If you omit the -r flag (e.g. dotnet publish -c release), you'll see just your app is published to ./bin/release/netcoreapp2.1/publish/. For the default web template, the size of this directory totals to about 250KB. You can use this directory to run your app on any machine with the compatible runtime installed no matter what OS or bitness. Also if you update your server with the latest patch, every app running on the server that depends on the system-installed runtime gets the update without redeploying.
@halter73 I am definitely omitting the -r flag and I do get about ~50 Microsoft.AspNetCore.* assemblies there totalling ~4.5mb.
If I run this on a server w/ the AspNetCore runtime then these assemblies are not used (and instead newer better ones)? If so, is it because these newer binaries are implicitly loaded by the runtime when starting an application, or is there something else that ensures the non-packages ones are used?
If I were to stay with the regular dotnet core runtime, would it be possible to update my project to include the fixed version of System.IO.Pipelines and get all this goodness in a more obvious (to me) manner?

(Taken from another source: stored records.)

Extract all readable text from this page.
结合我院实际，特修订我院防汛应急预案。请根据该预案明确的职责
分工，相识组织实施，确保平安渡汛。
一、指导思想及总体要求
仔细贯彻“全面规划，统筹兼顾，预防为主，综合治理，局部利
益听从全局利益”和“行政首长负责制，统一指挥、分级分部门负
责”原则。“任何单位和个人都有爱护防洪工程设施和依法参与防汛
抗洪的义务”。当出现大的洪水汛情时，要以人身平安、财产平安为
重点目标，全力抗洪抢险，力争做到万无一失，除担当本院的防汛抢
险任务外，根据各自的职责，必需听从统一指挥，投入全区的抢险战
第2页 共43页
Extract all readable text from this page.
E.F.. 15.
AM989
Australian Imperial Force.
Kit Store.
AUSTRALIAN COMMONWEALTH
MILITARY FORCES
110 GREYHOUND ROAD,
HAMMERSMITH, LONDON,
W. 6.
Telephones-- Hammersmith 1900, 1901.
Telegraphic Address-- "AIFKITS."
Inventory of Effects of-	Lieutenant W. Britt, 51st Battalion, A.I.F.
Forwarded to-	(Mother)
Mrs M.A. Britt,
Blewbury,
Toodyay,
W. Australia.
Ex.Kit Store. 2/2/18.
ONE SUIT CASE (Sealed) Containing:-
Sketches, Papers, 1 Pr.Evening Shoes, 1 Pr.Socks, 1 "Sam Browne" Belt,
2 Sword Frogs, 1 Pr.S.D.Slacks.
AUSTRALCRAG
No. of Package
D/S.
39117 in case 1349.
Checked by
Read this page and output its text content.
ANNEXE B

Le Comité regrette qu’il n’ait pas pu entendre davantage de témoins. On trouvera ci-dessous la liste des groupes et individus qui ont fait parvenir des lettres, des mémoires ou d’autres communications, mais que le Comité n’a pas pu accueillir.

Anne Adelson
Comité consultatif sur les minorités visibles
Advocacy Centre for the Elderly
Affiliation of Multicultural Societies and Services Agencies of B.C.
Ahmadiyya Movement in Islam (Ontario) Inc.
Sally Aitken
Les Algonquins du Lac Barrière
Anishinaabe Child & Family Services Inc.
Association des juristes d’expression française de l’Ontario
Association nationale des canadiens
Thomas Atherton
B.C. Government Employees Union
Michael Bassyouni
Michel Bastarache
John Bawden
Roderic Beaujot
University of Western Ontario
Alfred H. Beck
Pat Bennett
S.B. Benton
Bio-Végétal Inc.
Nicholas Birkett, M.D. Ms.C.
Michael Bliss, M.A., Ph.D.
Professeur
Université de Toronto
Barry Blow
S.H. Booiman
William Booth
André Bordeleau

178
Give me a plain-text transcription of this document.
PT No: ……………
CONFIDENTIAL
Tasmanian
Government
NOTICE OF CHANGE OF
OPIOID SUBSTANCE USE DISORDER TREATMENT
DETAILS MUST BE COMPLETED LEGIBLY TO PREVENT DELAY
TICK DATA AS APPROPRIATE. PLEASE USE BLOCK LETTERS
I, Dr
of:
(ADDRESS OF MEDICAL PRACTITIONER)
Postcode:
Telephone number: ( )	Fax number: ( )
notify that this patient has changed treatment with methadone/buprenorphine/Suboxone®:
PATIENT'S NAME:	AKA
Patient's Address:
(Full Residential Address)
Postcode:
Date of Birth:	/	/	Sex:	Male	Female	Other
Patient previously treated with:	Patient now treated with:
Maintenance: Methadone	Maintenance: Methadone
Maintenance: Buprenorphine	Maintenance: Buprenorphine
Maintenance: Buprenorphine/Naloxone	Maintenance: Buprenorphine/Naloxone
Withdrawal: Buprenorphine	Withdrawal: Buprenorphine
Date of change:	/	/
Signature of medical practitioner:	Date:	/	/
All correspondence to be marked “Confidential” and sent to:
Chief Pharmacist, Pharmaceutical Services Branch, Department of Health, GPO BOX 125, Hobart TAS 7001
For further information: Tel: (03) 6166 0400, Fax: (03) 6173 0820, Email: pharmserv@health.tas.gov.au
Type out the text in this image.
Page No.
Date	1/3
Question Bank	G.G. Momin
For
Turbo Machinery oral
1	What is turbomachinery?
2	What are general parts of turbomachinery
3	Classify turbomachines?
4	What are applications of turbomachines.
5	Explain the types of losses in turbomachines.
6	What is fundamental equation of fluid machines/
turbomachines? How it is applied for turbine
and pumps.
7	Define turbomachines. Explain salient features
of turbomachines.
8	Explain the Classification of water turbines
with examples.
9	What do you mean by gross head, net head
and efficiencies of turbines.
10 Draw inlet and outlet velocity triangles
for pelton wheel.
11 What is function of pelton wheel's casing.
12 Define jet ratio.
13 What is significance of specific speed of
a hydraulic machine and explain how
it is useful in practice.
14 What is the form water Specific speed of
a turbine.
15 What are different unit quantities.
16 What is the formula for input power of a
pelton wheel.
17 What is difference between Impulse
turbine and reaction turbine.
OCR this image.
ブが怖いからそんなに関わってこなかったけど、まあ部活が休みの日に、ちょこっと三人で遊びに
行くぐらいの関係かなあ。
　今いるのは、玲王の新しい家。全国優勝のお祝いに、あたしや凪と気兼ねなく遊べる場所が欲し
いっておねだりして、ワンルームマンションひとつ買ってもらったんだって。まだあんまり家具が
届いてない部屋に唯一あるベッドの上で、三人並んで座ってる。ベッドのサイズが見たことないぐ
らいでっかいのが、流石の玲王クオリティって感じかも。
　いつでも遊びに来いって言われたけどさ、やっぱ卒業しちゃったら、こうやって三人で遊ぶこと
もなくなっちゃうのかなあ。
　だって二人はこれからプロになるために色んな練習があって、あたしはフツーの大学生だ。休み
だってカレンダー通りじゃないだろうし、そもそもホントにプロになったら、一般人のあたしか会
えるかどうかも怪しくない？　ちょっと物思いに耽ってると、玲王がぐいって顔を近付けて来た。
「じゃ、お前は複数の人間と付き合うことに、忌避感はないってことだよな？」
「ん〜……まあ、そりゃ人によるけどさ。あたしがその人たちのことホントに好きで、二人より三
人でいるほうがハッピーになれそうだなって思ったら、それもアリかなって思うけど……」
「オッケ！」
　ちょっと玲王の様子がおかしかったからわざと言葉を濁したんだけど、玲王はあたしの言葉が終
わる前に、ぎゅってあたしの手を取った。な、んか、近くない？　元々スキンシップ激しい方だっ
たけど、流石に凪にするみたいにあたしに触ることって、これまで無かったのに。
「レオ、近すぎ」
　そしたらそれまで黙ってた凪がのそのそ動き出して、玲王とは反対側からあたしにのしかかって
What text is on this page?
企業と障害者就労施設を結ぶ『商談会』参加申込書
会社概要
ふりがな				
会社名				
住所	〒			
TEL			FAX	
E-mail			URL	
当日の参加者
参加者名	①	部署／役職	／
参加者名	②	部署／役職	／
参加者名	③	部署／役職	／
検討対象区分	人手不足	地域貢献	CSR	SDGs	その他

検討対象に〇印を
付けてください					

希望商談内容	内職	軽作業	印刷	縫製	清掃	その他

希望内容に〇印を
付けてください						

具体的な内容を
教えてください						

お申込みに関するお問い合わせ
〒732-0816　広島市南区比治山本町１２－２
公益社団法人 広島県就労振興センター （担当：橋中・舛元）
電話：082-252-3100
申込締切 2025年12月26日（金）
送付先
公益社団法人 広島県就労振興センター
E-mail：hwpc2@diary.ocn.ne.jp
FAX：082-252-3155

@MatthewLymer Check this out: https://docs.microsoft.com/en-us/dotnet/core/deploying/ for more details. Thanks.
Thanks for the info, sorry for derailing the issue
@MatthewLymer we all waiting you for new AWS graphs with aspnetcore-runtime and sockets transport
Woop woop! Migrating to aspnetcore 2.1.5 made things better than before!

related commit, fyi
https://github.com/dotnet/corefx/commit/995dea0d6cd1546e7d3c144dbe73454c1df8f3aa
@pakrym, thanks
Most helpful comment
We have a fix for this in our next patch release (2.1.4, September.)